In 2003, the National Institutes of Health listed four major symptoms of RLS:
- An urge to move the limbs with or without unusual limb sensations.
- Improvement with activity. Many patients find relief when moving and the relief continues while they are moving. In more severe RLS this relief of symptoms may not be complete or the symptoms may reappear when the movement ceases.
- Worsening at rest. Patients may describe being the most affected when sitting for a long period of time, such as when traveling in a car or airplane, attending a meeting, or watching a performance. An increased level of mental awareness may help reduce these symptoms.
- Worsening in the evening or night. Patients with mild or moderate RLS show a clear daily rhythm to their symptoms, with an increase in symptoms and restlessness in the evening and into the night.
Is vitamin D involved?
It may be more (not less) common when vitamin D levels are higher, such as the summer. At least there are more internet searches for RLS in the summer.
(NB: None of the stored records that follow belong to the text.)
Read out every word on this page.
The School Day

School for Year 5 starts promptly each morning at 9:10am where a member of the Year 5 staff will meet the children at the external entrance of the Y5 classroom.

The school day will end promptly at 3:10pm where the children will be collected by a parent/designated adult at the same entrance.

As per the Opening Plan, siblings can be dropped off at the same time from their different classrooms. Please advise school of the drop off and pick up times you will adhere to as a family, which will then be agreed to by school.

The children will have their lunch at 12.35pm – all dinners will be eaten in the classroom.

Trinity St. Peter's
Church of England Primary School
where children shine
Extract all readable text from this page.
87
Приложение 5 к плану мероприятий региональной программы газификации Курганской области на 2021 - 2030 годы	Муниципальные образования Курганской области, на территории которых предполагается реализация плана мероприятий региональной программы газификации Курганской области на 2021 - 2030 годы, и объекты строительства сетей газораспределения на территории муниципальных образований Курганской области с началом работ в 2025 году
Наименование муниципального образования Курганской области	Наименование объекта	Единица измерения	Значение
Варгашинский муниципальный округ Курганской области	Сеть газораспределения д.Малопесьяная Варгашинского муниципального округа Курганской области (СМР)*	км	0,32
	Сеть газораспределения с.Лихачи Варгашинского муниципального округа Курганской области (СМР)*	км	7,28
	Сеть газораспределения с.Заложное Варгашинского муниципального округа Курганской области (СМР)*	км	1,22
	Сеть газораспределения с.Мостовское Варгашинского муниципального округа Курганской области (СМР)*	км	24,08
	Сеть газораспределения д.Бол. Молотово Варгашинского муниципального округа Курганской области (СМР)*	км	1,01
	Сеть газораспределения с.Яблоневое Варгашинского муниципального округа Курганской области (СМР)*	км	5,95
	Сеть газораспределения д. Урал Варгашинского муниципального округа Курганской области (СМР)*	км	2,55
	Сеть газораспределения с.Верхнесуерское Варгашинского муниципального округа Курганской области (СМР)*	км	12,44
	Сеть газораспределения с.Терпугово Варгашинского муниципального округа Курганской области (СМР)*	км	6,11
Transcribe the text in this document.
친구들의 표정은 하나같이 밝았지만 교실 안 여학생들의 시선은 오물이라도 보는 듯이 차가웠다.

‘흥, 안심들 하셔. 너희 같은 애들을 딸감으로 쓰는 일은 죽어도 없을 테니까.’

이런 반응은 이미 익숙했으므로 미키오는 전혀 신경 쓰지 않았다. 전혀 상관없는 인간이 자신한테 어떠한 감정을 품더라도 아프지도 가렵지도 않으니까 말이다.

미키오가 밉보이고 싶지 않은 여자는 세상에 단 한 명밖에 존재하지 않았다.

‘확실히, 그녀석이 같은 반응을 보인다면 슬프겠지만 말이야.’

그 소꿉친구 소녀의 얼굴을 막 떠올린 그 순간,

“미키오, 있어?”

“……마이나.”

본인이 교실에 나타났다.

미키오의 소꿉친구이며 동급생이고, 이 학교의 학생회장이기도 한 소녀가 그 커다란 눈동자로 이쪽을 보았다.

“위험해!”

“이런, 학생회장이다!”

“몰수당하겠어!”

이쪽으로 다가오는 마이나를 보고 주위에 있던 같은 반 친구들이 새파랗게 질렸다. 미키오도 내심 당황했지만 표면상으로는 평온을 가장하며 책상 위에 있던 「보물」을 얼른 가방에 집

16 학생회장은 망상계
Also, apparently it is less common among Blacks than Whites, the opposite of what one might expect if vitamin D deficiency was involved.
However, on the other hand, RLS has a latitudinal gradient, the further from the equator, the more common the disorder (R = -.74).
Scientists have also found lower vitamin D levels in people with RLS than controls and that vitamin D levels are directly related to severity, the higher your vitamin D levels the less severe your RLS symptoms.
As this disorder affects millions of people, more research is urgently needed into this field. The evidence vitamin D deficiency is involved is mixed.
I wonder if there is a connection between magnesium and RLS?
I must say I have had personal experience of this frustrating condition.
As a sufferer of fibromyalgia with some cervical spine stenosis, RLS was a major symptom for me continuously disrupting my sleep. Four years ago I started on magnesium citrate 400mg daily and the RLS declined. Once I started on vitamin D supplementation (5000IU daily) three years ago the RLS disappeared completely.
However I also changed many activity and exercise habits, particularly reduced sitting at the computer.
So I think the combination of all three changes resulted in the cure of RLS.
There is a well-established connection between low iron and RLS. If you suffer from RLS you should have your ferritin checked.
I agree with Rita & Misty above – I think there may possibly be a connection between RLS and magnesium. I have only my own personal experience to go on, but I used to get severe and frequent leg cramps for years (a disorder perhaps related to RLS?) even after taking 4000 ius of vitamin D for a long time. However after only ten days of magnesium citrate supplements the leg cramps went completely, never to return. I understand that this method is sometimes used to treat pregnant women with cramps. Also my wife’s RLS seems better after the regular use of magnesium – at least enough for me to get a night’s sleep!